Biden’s team has done this sort of thing before. It knows that using infrastructure as the vehicle for these other elements improves the odds that those other elements can be implemented. What’s more, that the debate is centered on what counts as “infrastructure” simply reinforces that infrastructure is popular. Opponents of the legislation are essentially ceding the idea that the big-ticket spending on traditional infrastructure is fine by picking on these other components of the bill. Meanwhile, people reading the paper or watching the news are hearing mostly about how Biden is trying to pass an infrastructure bill.

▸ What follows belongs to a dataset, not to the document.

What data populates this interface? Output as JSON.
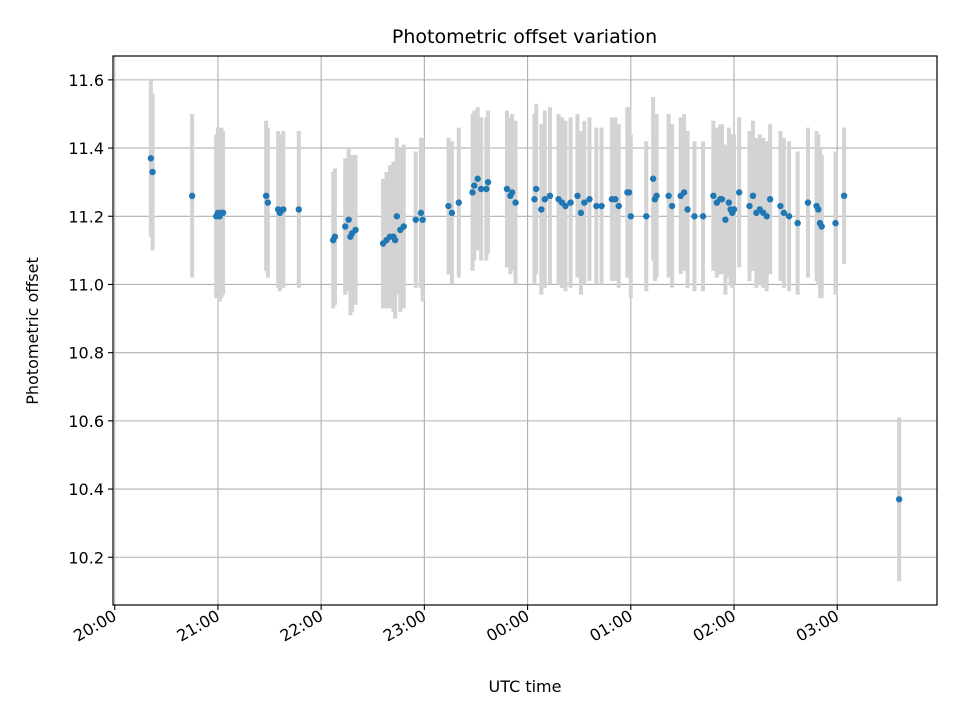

A similar fight emerged over the first major legislation offered by Biden. That legislation was presented as a relief bill responding to the ongoing coronavirus pandemic and it, too, included ancillary components. Republicans and conservative media picked out various parts to assail, but the bill was broadly popular and generally described in the way that the administration wanted: as economic relief centered on the pandemic. That it included stimulus checks for tens of millions of Americans certainly didn’t hurt its popularity, but, regardless, efforts to cast the legislation as overbroad didn’t seem to dent its popularity.

None of this is to say that the infrastructure bill should simply be rubber-stamped by Congress, of course. It’s just pointing out that the Biden White House, unlike Trump, appears to understand the value in framing and consistency.

When it comes to talking about an “infrastructure bill,” there’s probably no such thing as bad publicity.